Ronan looked at me sharply. “I said thank you very much, sir, for the opportunity. It’s an honor. What else could I say? Actually, sir, I had plans in April back in Maine, and I don’t really feel like cancelling? Or how about the plain old truth? Sir, I am done with this bullshit, and I don’t think I can take another day of it. I can’t sleep, and every second I spend out here is another second I step closer to insanity. How do you think that conversation would have gone, Sully? He would have had me court marshaled on the spot.”

“You can’t know that.”

“I do. This is Whitlock we’re talking about. Then again, if he did court marshal me, at least they’d send me back to a military prison in the States. That would be preferable over another six months in this hellhole. God. What the f*ck’s happening right now, Sully? The past few years have felt like this one long, unending nightmare that just won’t seem to quit. Day after day of humping packs and shooting at civilians, suspicious of everyone and everything, the madness creeping in so gradually that no one seems to notice, until one day the guy standing next to you in line at the chow hall does something so monumentally insane that you suddenly see it, it suddenly clicks, and that’s when you realize you’re only a heartbeat away from doing the same crazy shit yourself.”

He was barely coherent, hands gripping at his khaki t-shirt, sweat beading at his temples. I’d never seen him look like this, and I’d never been so worried for him. People always talked a lot about the bond twins shared. The supernatural link between them. One of them gets hurt, the other feels the pain. One of them is unhappy, the other’s down, too. One is in danger, the other is gripped by such an overwhelming sense of foreboding that they have to call and make sure everything is all right.

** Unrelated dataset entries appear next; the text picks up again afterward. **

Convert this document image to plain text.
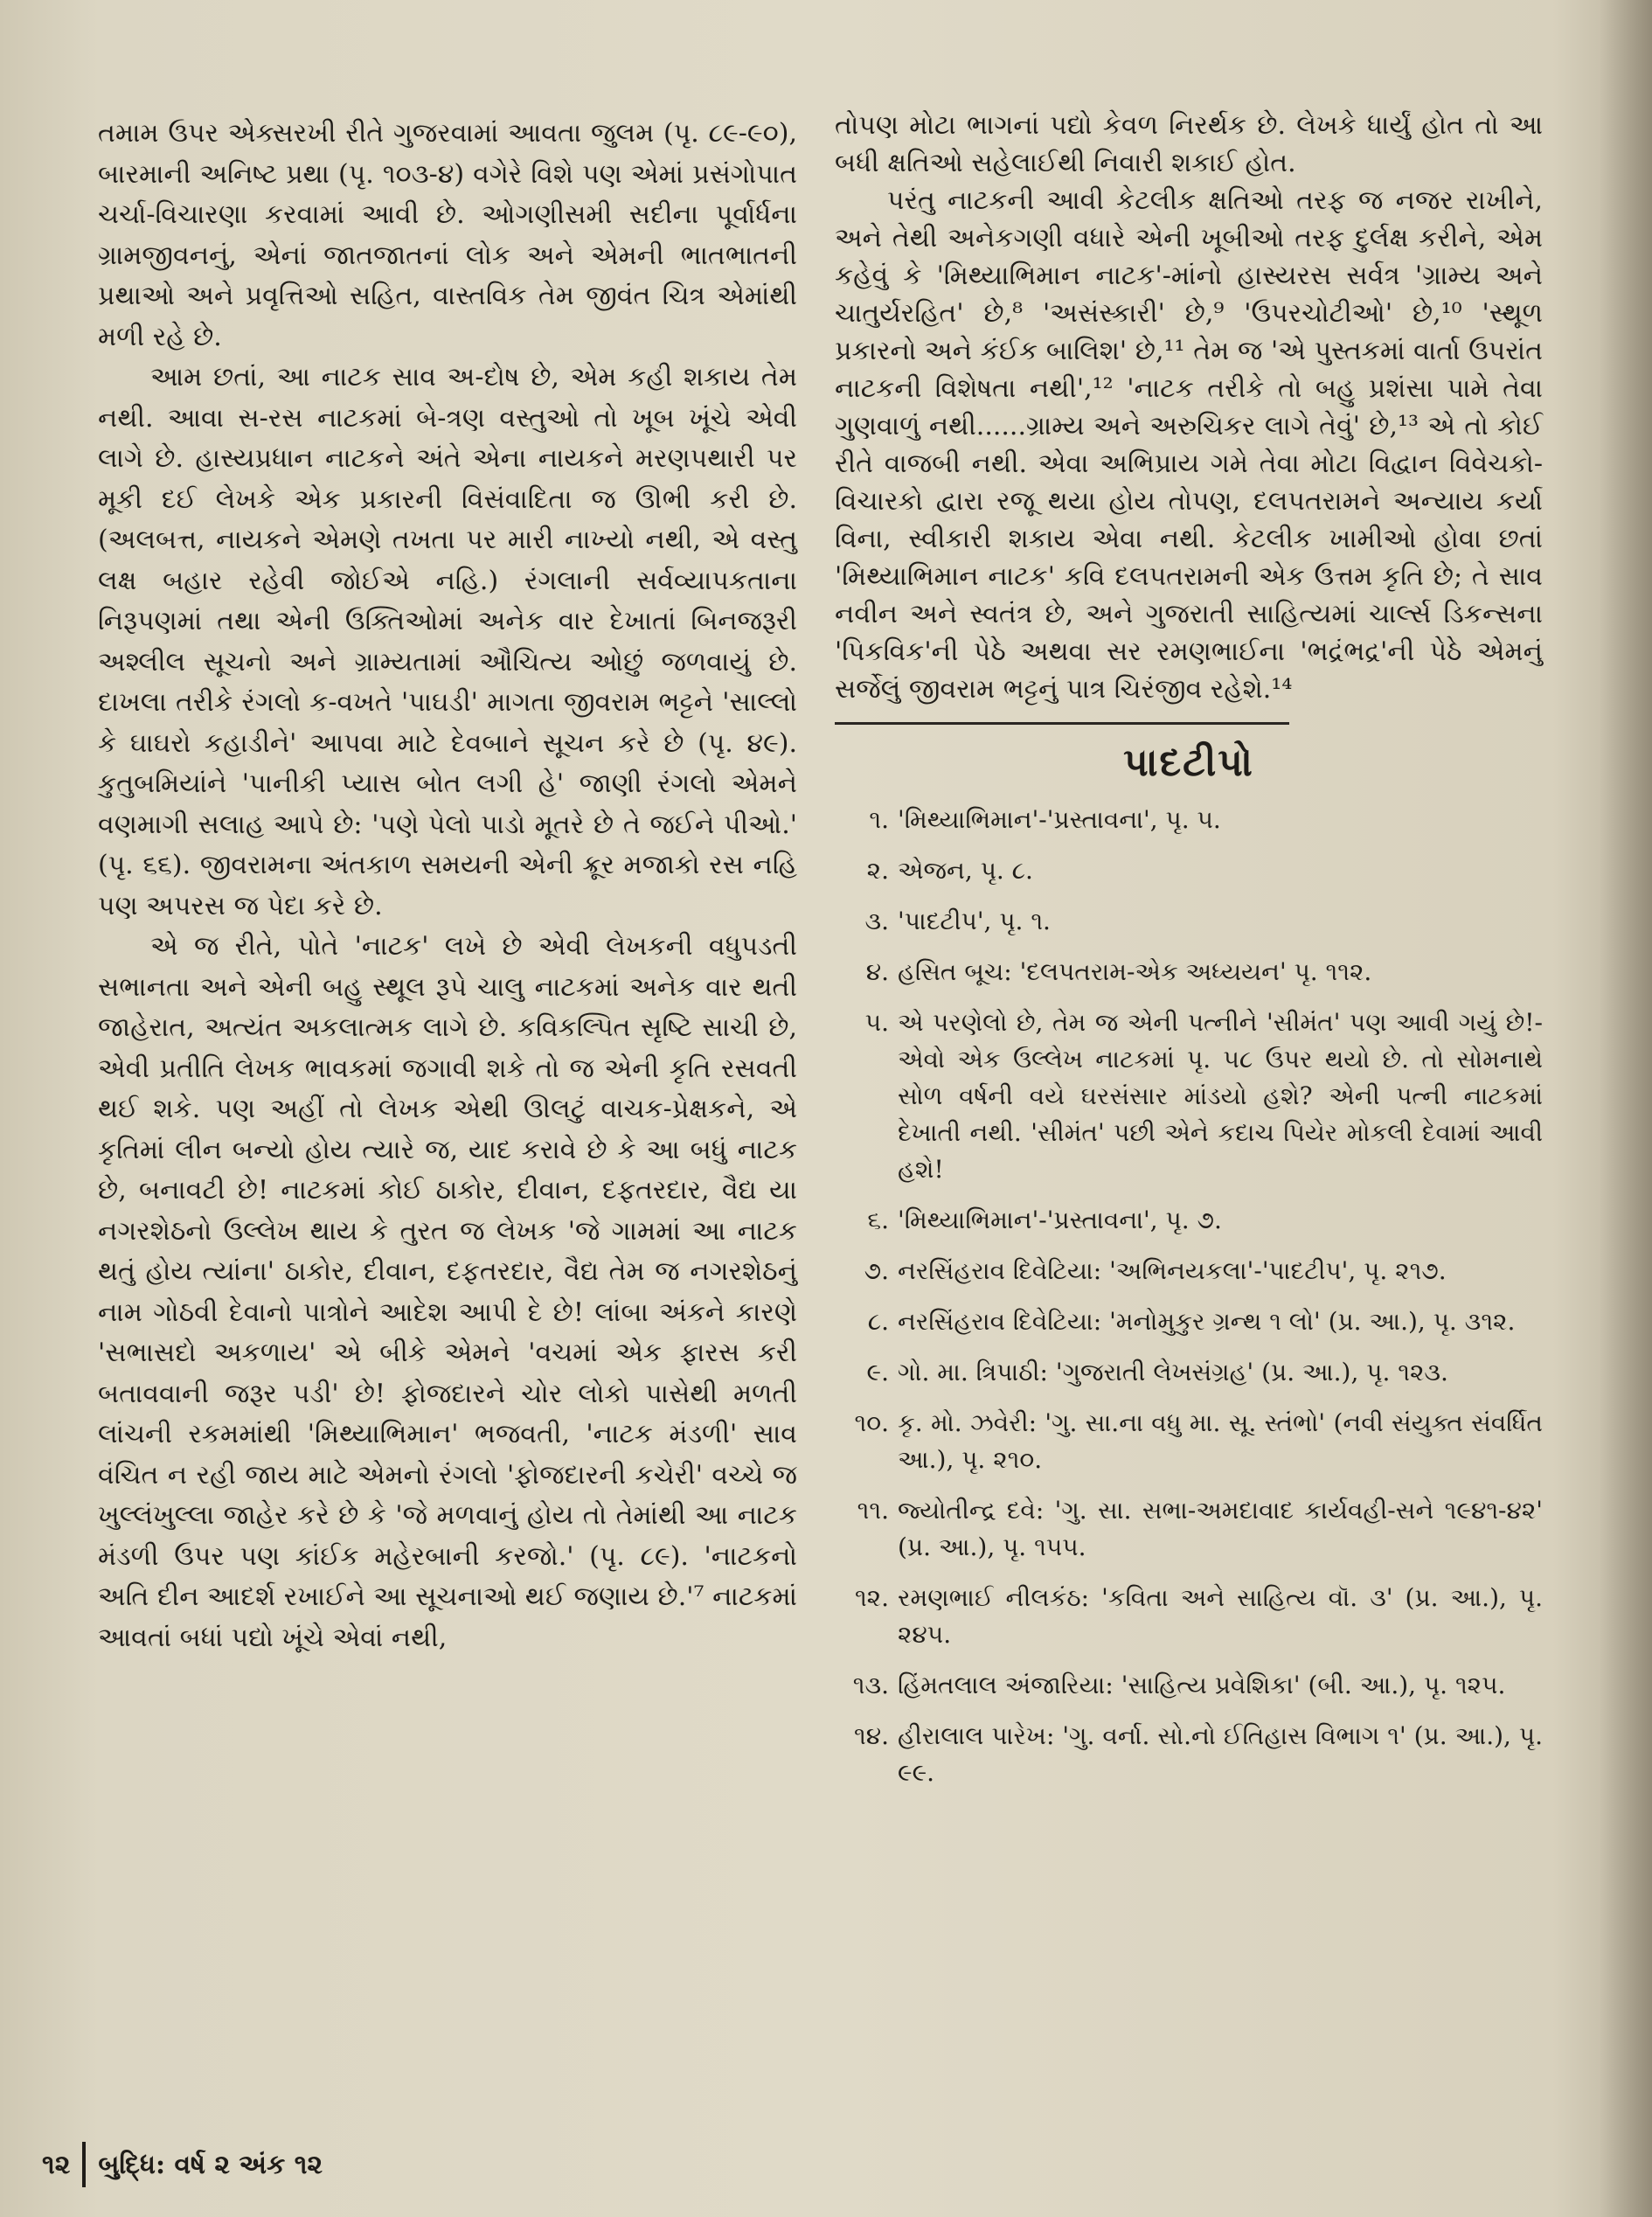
તમામ ઉપર એક્સરખી રીતે ગુજરવામાં આવતા જુલમ (પૃ. ૮૯-૯૦), બારમાની અનિષ્ટ પ્રથા (પૃ. ૧૦૩-૪) વગેરે વિશે પણ એમાં પ્રસંગોપાત ચર્ચા-વિચારણા કરવામાં આવી છે. ઓગણીસમી સદીના પૂર્વાર્ધના ગ્રામજીવનનું, એનાં જાતજાતનાં લોક અને એમની ભાતભાતની પ્રથાઓ અને પ્રવૃત્તિઓ સહિત, વાસ્તવિક તેમ જીવંત ચિત્ર એમાંથી મળી રહે છે.

આમ છતાં, આ નાટક સાવ અ-દોષ છે, એમ કહી શકાય તેમ નથી. આવા સ-રસ નાટકમાં બે-ત્રણ વસ્તુઓ તો ખૂબ ખૂંચે એવી લાગે છે. હાસ્યપ્રધાન નાટકને અંતે એના નાયકને મરણપથારી પર મૂકી દઈ લેખકે એક પ્રકારની વિસંવાદિતા જ ઊભી કરી છે.(અલબત્ત, નાયકને એમણે તખતા પર મારી નાખ્યો નથી, એ વસ્તુ લક્ષ બહાર રહેવી જોઈએ નહિ.) રંગલાની સર્વવ્યાપકતાના નિરૂપણમાં તથા એની ઉક્તિઓમાં અનેક વાર દેખાતાં બિનજરૂરી અશ્લીલ સૂચનો અને ગ્રામ્યતામાં ઔચિત્ય ઓછું જળવાયું છે. દાખલા તરીકે રંગલો ક-વખતે 'પાઘડી' માગતા જીવરામ ભટ્ટને 'સાલ્લો કે ઘાઘરો કહાડીને' આપવા માટે દેવબાને સૂચન કરે છે (પૃ. ૪૯). કુતુબમિયાંને 'પાનીકી પ્યાસ બોત લગી હે' જાણી રંગલો એમને વણમાગી સલાહ આપે છે: 'પણે પેલો પાડો મૂતરે છે તે જઈને પીઓ.' (પૃ. ૬૬). જીવરામના અંતકાળ સમયની એની ક્રૂર મજાકો રસ નહિ પણ અપરસ જ પેદા કરે છે.

એ જ રીતે, પોતે 'નાટક' લખે છે એવી લેખકની વધુપડતી સભાનતા અને એની બહુ સ્થૂલ રૂપે ચાલુ નાટકમાં અનેક વાર થતી જાહેરાત, અત્યંત અકલાત્મક લાગે છે. કવિકલ્પિત સૃષ્ટિ સાચી છે, એવી પ્રતીતિ લેખક ભાવકમાં જગાવી શકે તો જ એની કૃતિ રસવતી થઈ શકે. પણ અહીં તો લેખક એથી ઊલટું વાચક-પ્રેક્ષકને, એ કૃતિમાં લીન બન્યો હોય ત્યારે જ, યાદ કરાવે છે કે આ બધું નાટક છે, બનાવટી છે! નાટકમાં કોઈ ઠાકોર, દીવાન, દફતરદાર, વૈદ્ય યા નગરશેઠનો ઉલ્લેખ થાય કે તુરત જ લેખક 'જે ગામમાં આ નાટક થતું હોય ત્યાંના' ઠાકોર, દીવાન, દફતરદાર, વૈદ્ય તેમ જ નગરશેઠનું નામ ગોઠવી દેવાનો પાત્રોને આદેશ આપી દે છે! લાંબા અંકને કારણે 'સભાસદો અકળાય' એ બીકે એમને 'વચમાં એક ફારસ કરી બતાવવાની જરૂર પડી' છે! ફોજદારને ચોર લોકો પાસેથી મળતી લાંચની રકમમાંથી 'મિથ્યાભિમાન' ભજવતી, 'નાટક મંડળી' સાવ વંચિત ન રહી જાય માટે એમનો રંગલો 'ફોજદારની કચેરી' વચ્ચે જ ખુલ્લંખુલ્લા જાહેર કરે છે કે 'જે મળવાનું હોય તો તેમાંથી આ નાટક મંડળી ઉપર પણ કાંઈક મહેરબાની કરજો.' (પૃ. ૮૯). 'નાટકનો અતિ દીન આદર્શ રખાઈને આ સૂચનાઓ થઈ જણાય છે.'⁷ નાટકમાં આવતાં બધાં પદ્યો ખૂંચે એવાં નથી,

તોપણ મોટા ભાગનાં પદ્યો કેવળ નિરર્થક છે. લેખકે ધાર્યું હોત તો આ બધી ક્ષતિઓ સહેલાઈથી નિવારી શકાઈ હોત.

પરંતુ નાટકની આવી કેટલીક ક્ષતિઓ તરફ જ નજર રાખીને, અને તેથી અનેકગણી વધારે એની ખૂબીઓ તરફ દુર્લક્ષ કરીને, એમ કહેવું કે 'મિથ્યાભિમાન નાટક'-માંનો હાસ્યરસ સર્વત્ર 'ગ્રામ્ય અને ચાતુર્યરહિત' છે,⁸ 'અસંસ્કારી' છે,⁹ 'ઉપરચોટીઓ' છે,¹⁰ 'સ્થૂળ પ્રકારનો અને કંઈક બાલિશ' છે,¹¹ તેમ જ 'એ પુસ્તકમાં વાર્તા ઉપરાંત નાટકની વિશેષતા નથી',¹² 'નાટક તરીકે તો બહુ પ્રશંસા પામે તેવા ગુણવાળું નથી......ગ્રામ્ય અને અરુચિકર લાગે તેવું' છે,¹³ એ તો કોઈ રીતે વાજબી નથી. એવા અભિપ્રાય ગમે તેવા મોટા વિદ્વાન વિવેચકો-વિચારકો દ્વારા રજૂ થયા હોય તોપણ, દલપતરામને અન્યાય કર્યા વિના, સ્વીકારી શકાય એવા નથી. કેટલીક ખામીઓ હોવા છતાં 'મિથ્યાભિમાન નાટક' કવિ દલપતરામની એક ઉત્તમ કૃતિ છે; તે સાવ નવીન અને સ્વતંત્ર છે, અને ગુજરાતી સાહિત્યમાં ચાર્લ્સ ડિકન્સના 'પિકવિક'ની પેઠે અથવા સર રમણભાઈના 'ભદ્રંભદ્ર'ની પેઠે એમનું સર્જેલું જીવરામ ભટ્ટનું પાત્ર ચિરંજીવ રહેશે.¹⁴

પાદટીપો
૧. 'મિથ્યાભિમાન'-'પ્રસ્તાવના', પૃ. ૫.
૨. એજન, પૃ. ૮.
૩. 'પાદટીપ', પૃ. ૧.
૪. હસિત બૂચ: 'દલપતરામ-એક અધ્યયન' પૃ. ૧૧૨.
૫. એ પરણેલો છે, તેમ જ એની પત્નીને 'સીમંત' પણ આવી ગયું છે!-એવો એક ઉલ્લેખ નાટકમાં પૃ. ૫૮ ઉપર થયો છે. તો સોમનાથે સોળ વર્ષની વયે ઘરસંસાર માંડયો હશે? એની પત્ની નાટકમાં દેખાતી નથી. 'સીમંત' પછી એને કદાચ પિયેર મોકલી દેવામાં આવી હશે!
૬. 'મિથ્યાભિમાન'-'પ્રસ્તાવના', પૃ. ૭.
૭. નરસિંહરાવ દિવેટિયા: 'અભિનયકલા'-'પાદટીપ', પૃ. ૨૧૭.
૮. નરસિંહરાવ દિવેટિયા: 'મનોમુકુર ગ્રન્થ ૧ લો' (પ્ર. આ.), પૃ. ૩૧૨.
૯. ગો. મા. ત્રિપાઠી: 'ગુજરાતી લેખસંગ્રહ' (પ્ર. આ.), પૃ. ૧૨૩.
૧૦. કૃ. મો. ઝવેરી: 'ગુ. સા.ના વધુ મા. સૂ. સ્તંભો' (નવી સંયુક્ત સંવર્ધિત આ.), પૃ. ૨૧૦.
૧૧. જ્યોતીન્દ્ર દવે: 'ગુ. સા. સભા-અમદાવાદ કાર્યવહી-સને ૧૯૪૧-૪૨' (પ્ર. આ.), પૃ. ૧૫૫.
૧૨. રમણભાઈ નીલકંઠ: 'કવિતા અને સાહિત્ય વૉ. ૩' (પ્ર. આ.), પૃ. ૨૪૫.
૧૩. હિંમતલાલ અંજારિયા: 'સાહિત્ય પ્રવેશિકા' (બી. આ.), પૃ. ૧૨૫.
૧૪. હીરાલાલ પારેખ: 'ગુ. વર્ના. સો.નો ઈતિહાસ વિભાગ ૧' (પ્ર. આ.), પૃ. ૯૯.
૧૨ બુદ્ધિ: વર્ષ ૨ અંક ૧૨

Ronan and I never experienced such a thing, but I didn’t need a made-up psychic link right now to understand how he was feeling. The tension was rolling off him, thick in the air, and his eyes were wild with panic. I stepped forward and wrapped my arms around him, hugging him tight. “Fuck, dude. It’s gonna be okay. Six months is nothing. We can do that no problem. Just you wait and see. We’ll barely even break a sweat.” Ronan buried his face in my shoulder, breathing hard. He was on the verge of breaking down and losing it entirely. Holding onto him as tight as I could, I told him over and over again that it was going to be okay, that another six months wouldn’t break us, but this awful notion of dread was coiled in the pit of my stomach like a deadly snake, and it was threatening to strike at any moment. I didn’t know if he could make another six months out here. I didn’t know if everything was going to be okay. All I knew was that I had his back, and I was going to do everything and anything in my power to get him through it as best I could.